Friday, February 22, 2019

Towns in my history (part 1)

I was born after the first malls had opened, but they still confronted me as a deviation from the norm, which had been established for me by the traditional, downtown hub of Goderich, Ontario. The town's agora was the Square, an area delimited by a road that (ignoring its name) follows the contour of an octagonal yard, in which stands the Huron County courthouse. The town's main shops and businesses lined the outer edge of the road. Our house was a short walk north of the Square, which I visited often with friends or on errands for my parents. At first, attempts to reconcile the Square's name and shape flabbergasted my juvenile mind, yet immersion in the local culture soon led me to accept the contradiction as something perfectly natural and puzzling to outsiders only.
The Square (1920), archival image
The original courthouse, an Italianate structure completed in 1856, burned down in 1954.
Huron County courthouse, before 1954 (postcard, Valentine and Sons United Publishing Co.)
The courthouse yard's shape was set by the town's co-founder, John Galt, impressed (as he was) by the insight of an ancient Roman planner, Marcus Vitruvius Pollio, whose idea it had been that polygonal sites are easier to defend from attackers, such as the Visigoths (or the Americans on the other side of the lake).
The new courthouse, built in 1954 (Wikimedia Commons, JustSomePics [CC BY-SA 3.0 (])
One was continually meeting history in Goderich -- in the old jail (or 'gaol'), with its legacy of violence, in the lore about devastating storms that had swept in from the lake, in the local museum with its stuffed, two-headed calf and yard full of old artillery pieces, or in the war memorial on the courthouse lawn.

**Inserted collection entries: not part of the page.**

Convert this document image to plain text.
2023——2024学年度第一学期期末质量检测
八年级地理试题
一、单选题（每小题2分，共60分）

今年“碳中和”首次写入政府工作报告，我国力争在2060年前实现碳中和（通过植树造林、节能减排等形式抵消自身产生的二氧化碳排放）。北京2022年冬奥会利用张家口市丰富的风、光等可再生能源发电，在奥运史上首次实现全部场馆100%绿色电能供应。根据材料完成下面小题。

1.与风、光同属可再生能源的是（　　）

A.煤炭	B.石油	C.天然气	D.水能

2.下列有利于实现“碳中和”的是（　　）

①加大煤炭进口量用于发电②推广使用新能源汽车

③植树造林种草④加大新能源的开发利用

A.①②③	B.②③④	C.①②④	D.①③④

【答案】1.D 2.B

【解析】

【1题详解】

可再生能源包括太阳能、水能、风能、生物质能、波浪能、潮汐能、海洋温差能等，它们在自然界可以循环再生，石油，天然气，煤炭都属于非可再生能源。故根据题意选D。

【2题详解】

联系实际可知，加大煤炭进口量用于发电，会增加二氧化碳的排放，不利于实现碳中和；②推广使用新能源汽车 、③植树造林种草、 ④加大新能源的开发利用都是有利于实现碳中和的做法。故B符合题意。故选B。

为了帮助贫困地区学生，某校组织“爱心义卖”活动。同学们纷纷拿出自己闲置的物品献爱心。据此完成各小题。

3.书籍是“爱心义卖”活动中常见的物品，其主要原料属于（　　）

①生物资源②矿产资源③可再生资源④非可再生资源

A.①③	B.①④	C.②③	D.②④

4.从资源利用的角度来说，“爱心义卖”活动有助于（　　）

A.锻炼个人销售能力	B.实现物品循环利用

The most conspicuous history was a relic of the early-mid-19th century, when the place was designed and built as an outpost of the British Empire. The Empire loomed at practically every turn. Among the town's streets are these: Victoria St., Trafalgar St., Nelson St., Wellington St., Waterloo St., Wolfe St., Brock St., Elgin Ave. The commemorations said little of the Indigenous peoples who had lived there for millennia: the Wendat (or Wyandotte [aka Hurons]), after whom the county was named, the Attiwandarons of the 'Neutral' Confederacy, and the Mississaugas. They were largely gone from the town and its official, public memory.

Goderich, like its environs in Huron and Bruce Counties (Alice-Munro country), was colonized mainly by Scots-Irish immigrants, some of whom had fled the Highland Clearances. Both of Goderich's co-founders, Galt and William 'Tiger' Dunlop, were Scotsmen. Dunlop took his nickname from an earlier imperial adventure (when he had tried to clear Saugor Island in India of its tigers). He and Galt worked for the Canada Company, the main function of which was to facilitate the movement of British and Irish settlers into the area.